Ellen Liu, QBioS Thesis Proposal
Quantitative Biosciences Thesis Proposal
Ellen Liu
School of Physics
Neuromechanical Control Adaptations in Complex Environments
Friday, November 3, 2023, at 2:30 pm
Location: Howey N201/202
Zoom Link: https://gatech.zoom.us/j/95203611097
Open to the Community
Advisor:
Dr. Simon Sponberg (School of Physics)
Committee Members:
Dr. Daniel Goldman (School of Physics)
Dr. Young-Hui Chang (School of Biological Sciences)
Dr. Nicholas Gravish (School of Mechanical and Aerospace Engineering, UCSD)
Abstract:
Insects are known to be successful locomotors in complex environments with engineers often taking inspiration from biology to improve the performance of robots. The challenge is determining how these successful behaviors arise from highly complex organisms, composed of many different nonlinear and interacting subsystems. Most studies tend to focus on specific subsystems such as visual sensory feedback or individual muscle responses, however it is important to understand how all these subsystems interact to produce the emergent behavior which yields effective locomotion.
This proposal aims to analyze emergent behavior of insects traversing environments of varying complexity and determine performance benefits that may be of use to robotic systems. This will be done by analyzing changes in neuromechanical control regimes.
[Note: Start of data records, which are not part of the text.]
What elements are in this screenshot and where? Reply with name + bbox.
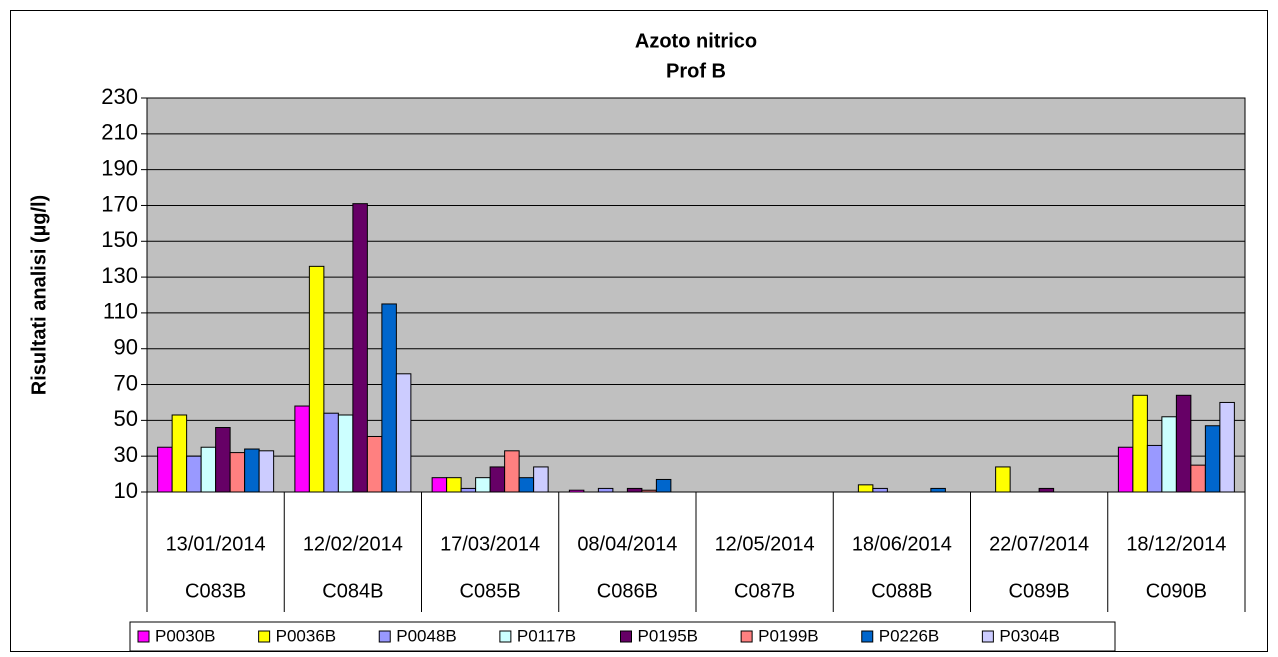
legend-swatch [981,630,994,643]
y-tick-label: 70 [114,370,138,395]
legend-label: P0199B [758,626,819,645]
chart-subtitle: Prof B [666,60,726,82]
bar [489,466,506,493]
x-tick-label: 08/04/2014 [577,533,677,555]
legend-label: P0117B [517,626,576,645]
legend-swatch [620,630,632,643]
x-tick-label: 12/05/2014 [715,533,815,555]
chart-title: Azoto nitrico [635,30,757,52]
bar [244,448,260,493]
bar [308,265,325,493]
bar [857,484,874,493]
bar [597,487,614,493]
legend-swatch [861,630,874,643]
bar [1219,401,1235,493]
y-tick-label: 170 [101,191,138,216]
bar [381,303,397,493]
bar [460,487,477,493]
legend-label: P0226B [879,626,940,645]
y-tick-label: 50 [114,406,138,431]
bar [1038,487,1055,493]
bar [157,446,173,493]
bar [1161,416,1177,493]
y-tick-label: 210 [101,120,138,145]
legend-swatch [499,630,512,643]
bar [655,478,672,493]
y-tick-label: 10 [114,478,138,503]
bar [1117,446,1134,493]
x-group-label: C089B [1009,580,1070,602]
bar [1190,464,1206,493]
y-axis-label: Risultati analisi (µg/l) [28,195,50,395]
bar [930,487,946,493]
bar [504,450,520,493]
bar [1175,394,1192,493]
x-group-label: C087B [734,580,795,602]
legend-swatch [740,630,753,643]
x-tick-label: 12/02/2014 [303,533,403,555]
x-group-label: C085B [460,580,521,602]
bar [641,489,657,493]
x-group-label: C086B [597,580,658,602]
bar [171,414,188,493]
legend-swatch [258,630,271,643]
y-tick-label: 90 [114,335,138,360]
bar [395,373,412,493]
y-tick-label: 150 [101,227,138,252]
bar [568,489,585,493]
x-tick-label: 22/07/2014 [989,533,1089,555]
bar [229,452,246,493]
legend-label: P0304B [999,626,1060,645]
bar [200,446,217,493]
bar [533,466,549,493]
bar [995,466,1011,493]
bar [215,427,231,493]
legend-swatch [137,630,150,643]
legend-swatch [378,630,391,643]
bar [431,477,448,493]
x-tick-label: 13/01/2014 [166,533,266,555]
bar [446,477,462,493]
y-tick-label: 230 [101,84,138,109]
bar [626,487,643,493]
bar [352,203,368,493]
y-tick-label: 130 [101,263,138,288]
x-group-label: C088B [871,580,932,602]
y-tick-label: 110 [103,299,138,324]
x-tick-label: 17/03/2014 [440,533,540,555]
y-tick-label: 190 [101,155,138,180]
bar [518,477,535,493]
bar [1146,444,1163,493]
bar [186,455,202,493]
x-group-label: C090B [1146,580,1207,602]
legend-label: P0195B [638,626,699,645]
bar [337,414,354,493]
y-tick-label: 30 [114,442,138,467]
legend-label: P0036B [276,626,337,645]
legend-label: P0030B [155,626,216,645]
bar [323,412,339,493]
x-group-label: C083B [185,580,246,602]
x-tick-label: 18/12/2014 [1126,533,1226,555]
bar [475,477,491,493]
x-tick-label: 18/06/2014 [852,533,952,555]
bar [366,435,383,493]
bar [1132,394,1148,493]
x-group-label: C084B [322,580,383,602]
bar [872,487,888,493]
bar [294,405,310,493]
bar [258,450,275,493]
legend-label: P0048B [396,626,457,645]
bar [1204,425,1221,493]
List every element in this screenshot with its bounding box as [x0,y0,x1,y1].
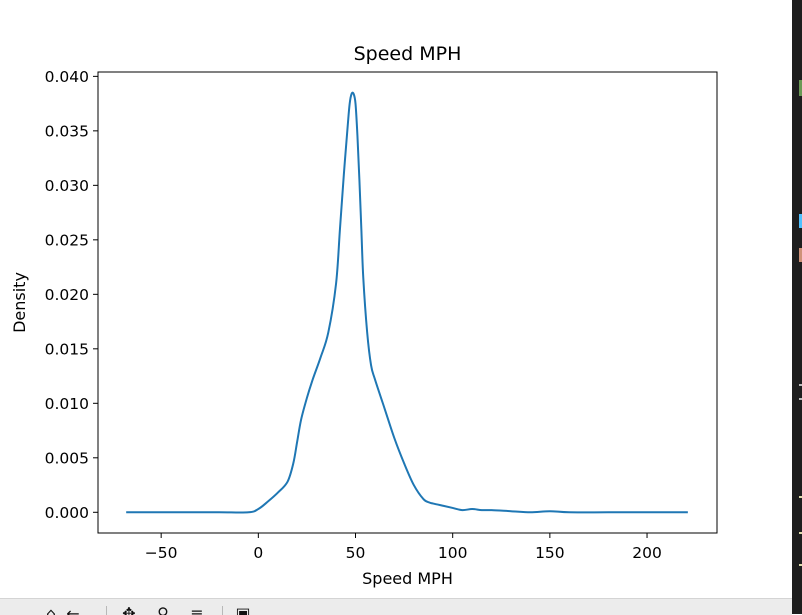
code-editor-strip [792,0,802,614]
syntax-mark [799,384,802,386]
x-tick-label: 200 [632,544,662,562]
x-axis-label: Speed MPH [362,569,453,588]
back-button[interactable]: ← [66,605,80,615]
x-tick-label: 50 [346,544,366,562]
density-line [126,91,688,514]
home-button[interactable]: ⌂ [45,605,57,615]
y-axis-label: Density [10,272,29,333]
x-tick-label: 0 [253,544,263,562]
y-tick-label: 0.025 [45,231,89,249]
toolbar-separator [106,606,107,615]
chart: −50 0 50 100 150 200 0.000 0.005 0.010 0.015 0.020… [10,43,718,588]
toolbar-separator [222,606,223,615]
figure-window: −50 0 50 100 150 200 0.000 0.005 0.010 0.015 0.020… [10,43,718,588]
pan-button[interactable]: ✥ [122,605,136,615]
y-tick-label: 0.000 [45,504,89,522]
zoom-button[interactable]: ⚲ [157,605,169,615]
plot-background [98,72,717,533]
y-tick-label: 0.015 [45,340,89,358]
y-tick-label: 0.020 [45,286,89,304]
y-tick-label: 0.030 [45,177,89,195]
syntax-mark [799,564,802,566]
y-tick-label: 0.010 [45,395,89,413]
x-tick-label: −50 [145,544,178,562]
configure-button[interactable]: ≡ [190,605,204,615]
syntax-mark [799,496,802,498]
syntax-mark [799,398,802,400]
y-tick-label: 0.040 [45,68,89,86]
syntax-mark [799,532,802,534]
save-button[interactable]: ▣ [235,605,251,615]
syntax-mark [799,248,802,262]
y-tick-label: 0.005 [45,449,89,467]
x-tick-label: 100 [438,544,468,562]
syntax-mark [799,214,802,228]
figure-toolbar: ⌂ ← ✥ ⚲ ≡ ▣ [0,598,792,615]
syntax-mark [799,80,802,96]
chart-title: Speed MPH [354,43,462,65]
y-tick-label: 0.035 [45,122,89,140]
plot-frame [97,71,718,534]
x-tick-label: 150 [535,544,565,562]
Firstly, by using the measure of centralization which measures the degree of neural and mechanical coupling of a system, we look at how cockroaches, a successful terrestrial locomotor vary their control architecture with terrain complexity. As shifts to different control architectures could arise from system limitations rather than to enhance effective locomotion strategies, a robotic platform is to be built to assess which of the two explain the variation in control regimes.
Lastly, we look at a different system where we can take further inspiration from biology by taking exact values from the system (thorax stiffness) and apply it to a robotic model. The chosen system is based on flying insects of which extensive work has been done to determine mechanistic models to describe the observed kinematics. In this system we will analyze possible emergent property advantages by varying between an asynchronous, state dependent actuation strategy and synchronous, time dependent actuation strategy.